Journal of Primary Care & Community Health

研究概要

日本の自殺死亡率は世界的に高く、日本国でも秋田県の自殺死亡率は長年高い水準で推移しています。2000年から2019年にかけて日本の自殺死亡率は低下傾向にありましたが、2020年以降は再び増加傾向に転じています。これは秋田県でも同様であり、自殺予防対策が求められています。

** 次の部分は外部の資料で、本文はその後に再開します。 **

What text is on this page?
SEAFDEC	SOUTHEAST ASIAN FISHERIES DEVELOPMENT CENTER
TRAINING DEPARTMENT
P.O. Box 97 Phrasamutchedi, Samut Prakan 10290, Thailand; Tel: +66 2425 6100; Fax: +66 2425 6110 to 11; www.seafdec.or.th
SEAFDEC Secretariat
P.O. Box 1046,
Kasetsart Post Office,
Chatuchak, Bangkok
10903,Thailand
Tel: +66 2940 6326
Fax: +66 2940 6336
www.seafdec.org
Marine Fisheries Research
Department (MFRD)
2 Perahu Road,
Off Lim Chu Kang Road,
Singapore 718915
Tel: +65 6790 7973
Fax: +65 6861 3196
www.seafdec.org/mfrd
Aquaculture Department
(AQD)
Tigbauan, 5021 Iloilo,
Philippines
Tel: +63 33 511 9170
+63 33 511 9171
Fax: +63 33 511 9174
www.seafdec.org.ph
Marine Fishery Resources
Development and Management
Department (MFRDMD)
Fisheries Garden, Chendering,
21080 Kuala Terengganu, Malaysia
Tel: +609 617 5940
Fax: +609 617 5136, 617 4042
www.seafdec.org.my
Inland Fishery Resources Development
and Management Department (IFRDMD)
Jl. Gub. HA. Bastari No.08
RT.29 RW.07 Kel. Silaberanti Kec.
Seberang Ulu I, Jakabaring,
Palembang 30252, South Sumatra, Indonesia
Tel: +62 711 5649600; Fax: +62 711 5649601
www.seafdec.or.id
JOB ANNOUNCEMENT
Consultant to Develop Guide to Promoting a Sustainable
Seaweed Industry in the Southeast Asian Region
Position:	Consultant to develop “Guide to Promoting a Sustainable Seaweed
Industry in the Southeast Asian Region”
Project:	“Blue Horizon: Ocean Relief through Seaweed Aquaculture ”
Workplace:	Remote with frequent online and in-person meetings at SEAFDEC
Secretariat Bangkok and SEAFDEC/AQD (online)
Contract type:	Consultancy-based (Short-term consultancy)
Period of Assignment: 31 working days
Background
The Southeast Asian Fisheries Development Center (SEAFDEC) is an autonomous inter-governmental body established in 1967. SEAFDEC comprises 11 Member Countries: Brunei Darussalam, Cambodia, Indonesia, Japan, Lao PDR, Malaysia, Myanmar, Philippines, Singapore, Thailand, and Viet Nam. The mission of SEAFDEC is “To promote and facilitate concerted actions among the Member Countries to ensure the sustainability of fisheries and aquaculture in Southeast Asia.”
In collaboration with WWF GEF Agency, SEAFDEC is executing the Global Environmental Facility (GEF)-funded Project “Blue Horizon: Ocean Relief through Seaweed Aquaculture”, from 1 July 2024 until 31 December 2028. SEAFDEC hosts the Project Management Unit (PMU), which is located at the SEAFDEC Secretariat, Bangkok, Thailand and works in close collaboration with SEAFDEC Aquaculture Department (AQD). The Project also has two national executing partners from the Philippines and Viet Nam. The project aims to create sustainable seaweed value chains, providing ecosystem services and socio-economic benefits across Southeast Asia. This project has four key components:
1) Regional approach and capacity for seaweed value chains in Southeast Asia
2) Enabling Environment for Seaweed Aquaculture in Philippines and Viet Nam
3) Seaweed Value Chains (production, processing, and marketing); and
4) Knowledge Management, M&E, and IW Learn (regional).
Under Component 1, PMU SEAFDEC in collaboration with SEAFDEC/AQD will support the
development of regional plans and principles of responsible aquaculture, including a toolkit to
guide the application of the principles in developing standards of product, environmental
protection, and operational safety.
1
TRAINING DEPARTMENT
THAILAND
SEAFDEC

自殺死亡の要因の一つとして自殺未遂の経験が挙げられ、自殺予防対策として自殺未遂者への支援が重要だと言われています。特に、精神障害のある方は自殺未遂リスクが高く、このようなハイリスク者への支援が重要視されてきました。一方で、精神障害のある方と比較して、障害のない方の方が致死性の高い自殺手段を用いる傾向があるという研究報告もあります。しかし、精神障害の有無によって自殺未遂による救急搬送時の身体重症度に違いがあるかは明らかにされていませんでした。本研究では、秋田市内の複数病院に救急搬送された自損患者のデータを用いて精神障害の有無と救急搬送時の身体重症度との関連を検討しました。その結果、精神障害がある場合と比較して、精神障害のない場合では致死性の高い手段を選択し、身体重症度は高い傾向にあることが明らかとなりました。致死性の高い手段を選択することは、自殺死亡に至るリスクを高めることになります。これまでの精神障害のある方への支援に加えて、精神障害のない方も援助希求ができるような環境整備を行っていく重要性が示唆されました。

本研究は秋田大学自殺予防総合研究センターの「自殺未遂者支援に関する調査・研究及び分析」事業の一環として行われました。本センターでの研究は秋田県内の自治体や民間団体等と連携し、地域における自殺予防対策事業を推進することにより、地域の自殺予防対策強化を目指しています。